New Police Report Sheds Light On San Bernardino Terrorist Attack

Armored vehicles surround an SUV used by the husband and wife terrorists in the San Bernardino, Calif., attack on Dec. 2, 2015. (AP)
Armored vehicles surround an SUV used by the husband and wife terrorists in the San Bernardino, Calif., attack on Dec. 2, 2015. (AP)

A report released Friday contains chilling new details of the December assault by a husband and wife in San Bernardino, Calif. — the third deadliest attack on U.S. soil since Sept. 11, 2001 — that left 14 people dead and 22 others seriously injured.

Much of the material in the new study by the Police Foundation and the Justice Department’s Office of Community Oriented Policing Services has been previously reported by news organizations.
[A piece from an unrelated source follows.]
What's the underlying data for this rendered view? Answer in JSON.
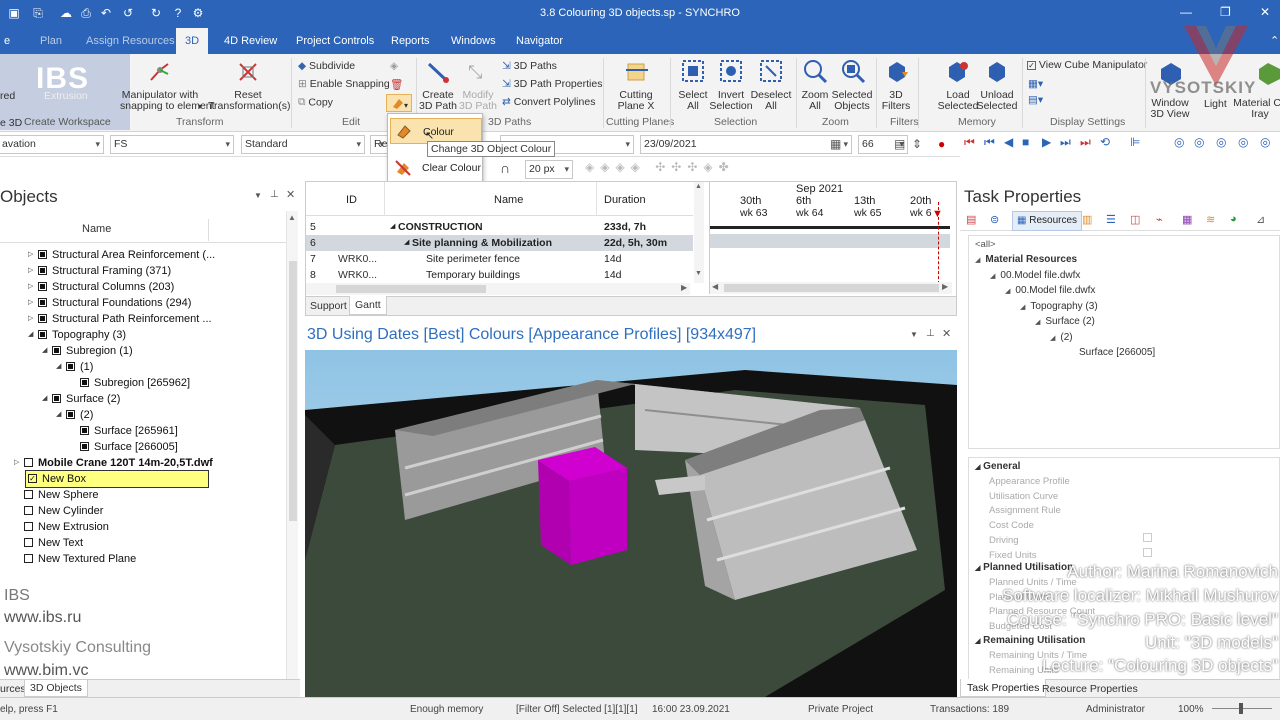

But the 135-page report does offer new insight into law enforcement’s response and the frenzied gun battle four hours later, when Syed Rizwan Farook, and his wife, Tashfeen Malik, were killed by police.

The review found that some of the victims and witnesses had had active shooter training in the very room where they were shot and at first thought it was another training exercise when the terrorists burst in at 10:59 a.m. Dec. 2.

The report describes in graphic detail what first responders found when they entered the Inland Regional Center room, already decorated for the Christmas holiday.

“The four officers stared into the conference room,” the report says. “It looked like a bomb had gone off. Bodies were strewn across the floor. Many had devastating wounds. Blood was everywhere. The smell of gunpowder filled their nostrils, and the sprinklers sounded like they were hissing.”

In the chaos, a round hit a fire sprinkler pipe, and watered poured from the ceiling.

The officers, hewing to their training, kept searching for the killers even as the wounded grabbed their legs: “It was the worst thing imaginable — some people were quiet, hiding, others were screaming or dying, grabbing at your legs because they wanted us to get them out, but our job at the moment was to keep going.”

The deluge from the sprinklers in the conference room made it impossible for a medic to use traditional triage tags on the injured, so the medic used tape and wrote each person’s status on the tape. Initially, the wounded were carried to a spot right outside the building, but that was judged too close to an active and dangerous crime scene. They were then carried — many soaking wet and slippery — across the street to a golf course. Ultimately, 22 people, many of them critically injured, were taken to a hospital within 57 minutes of the shooting, and all survived.